To return to the initial conundrum, the message that Crystal's friend came across actually means "I'm a junior and am getting ready take the examination for graduate school".


  1. Richard W said,

    September 18, 2014 @ 4:23 pm

    The Wiktionary definition comes from CC-CEDICT.
    I wrote that definition in 2010:

    It was copied over to Wiktionary later, with attribution:

  2. Richard W said,

    September 18, 2014 @ 4:26 pm

    Two other entries in CC-CEDICT that aren't in some other dictionaries are:
    保研 [bao3 yan2] /to recommend sb for postgraduate studies/to admit for postgraduate studies without taking the entrance exam/
    读研 [du2 yan2] /to attend graduate school/

  3. Yan said,

    September 19, 2014 @ 4:44 pm

    I know how this came about: in classical Chinese, "kao" (sorry I can't type Chinese right now, but it's the same character as "exam" or "test") is an euphemism for "one's deceased father," and the character "yan" certainly has the meaning of grind, or a shortened form of graduate program. If you put this back, it makes sense: I'm a junior, ready for the exam for entering graduate school. The machine translation is unbelievable: how does it dig out the classical meaning of "kao" and string it together with the meaning of grind for "yan?"

  4. Richard W said,

    September 20, 2014 @ 6:49 am

    >How does [the machine] dig out the classical meaning of "kao" and string it together with the meaning of grind for "yan?"

    That's not so hard to explain. Although 考研 is a common enough word, it isn't found in many dictionaries. Since the machine can't find 考研 in its dictionary, it assumes that there is no word 考研, and that it's actually two words, 考 and 研. Not being a very cleverly programmed machine, it doesn't know that something like "take an entrance exam" would be suitable for 考 here, so it more or less randomly picks "one's deceased father" instead.

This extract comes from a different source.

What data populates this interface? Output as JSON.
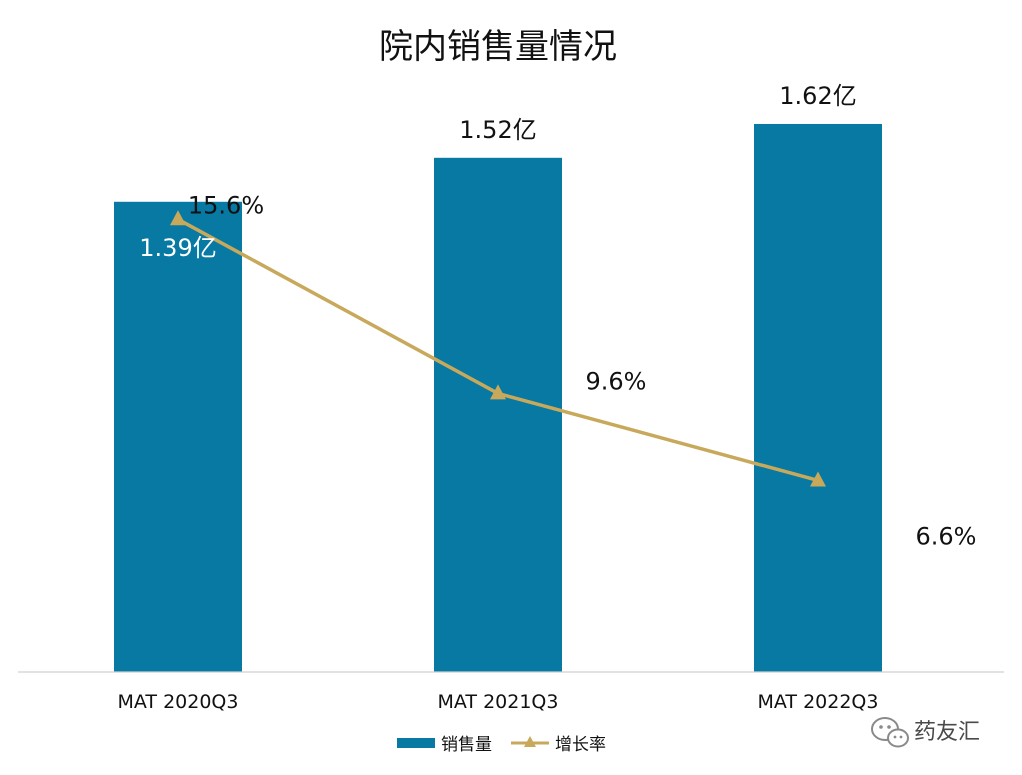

Similarly, the machine is not smart enough to know that 研 would be better rendered here as "research" than "grind".

  5. Yuanfei said,

    September 20, 2014 @ 7:45 pm

    Just wondering the etymology of 考: since when and why "exam" can be derived from "old" or "deceased father;" or is there such connection; or if a character has several meanings, are those meanings more unrelated than I thought?

  6. Victor Mair said,

    September 20, 2014 @ 9:49 pm

    From Richard W:

    I have a theory about how "PubMed" came to be Google Translate's top suggestion for 考研.

    考研 is a common word, but it only came into common use over the past 20 years or so (see People wanted to find out how to say it in English, so they looked up their dictionaries, but found it wasn't there. So they turned to a machine translation website. Due to a paucity of data (such as dictionary entries, parallel Chinese-English texts containing the word 考研) the machine (not necessarily Google's at that early stage), failed to identify a suitable English word or phrase, and instead aligned 考研 with another word in some research-related parallel text. (PubMed is a search engine for biomedical researchers.)

    Once that mistake was made, it became entrenched, because thousands of people started using "PubMed" in translating 考研, on the basis of that machine translation, as in these examples:
    1) "After my analysis and reflection, I think PubMed is a little far from the present."

    2) An educational institution website with menus labeled
    首页 HOME
    关于我们 ABOUT US
    我们的动态 NEWS
    精品课程 COURSES
    考研 PUBMED

    Machines like Google Translate, in scanning such bilingual webpages, noticed this correlation between 考研 and PubMed, and took it to mean that the words have the same meaning.

    By the way, note that although Google Translate has "PubMed" as its first suggestion, if you click on "PubMed", four alternative suggestions appear: Postgraduate, Entrance examination, Study section, and Kaoyan.

  7. Crystal said,

    September 21, 2014 @ 10:19 am

    It's pretty amazing to me that "one's deceased father grind" and "PubMed" are both used as translations for the same word. Thank you for the post, Professor Mair!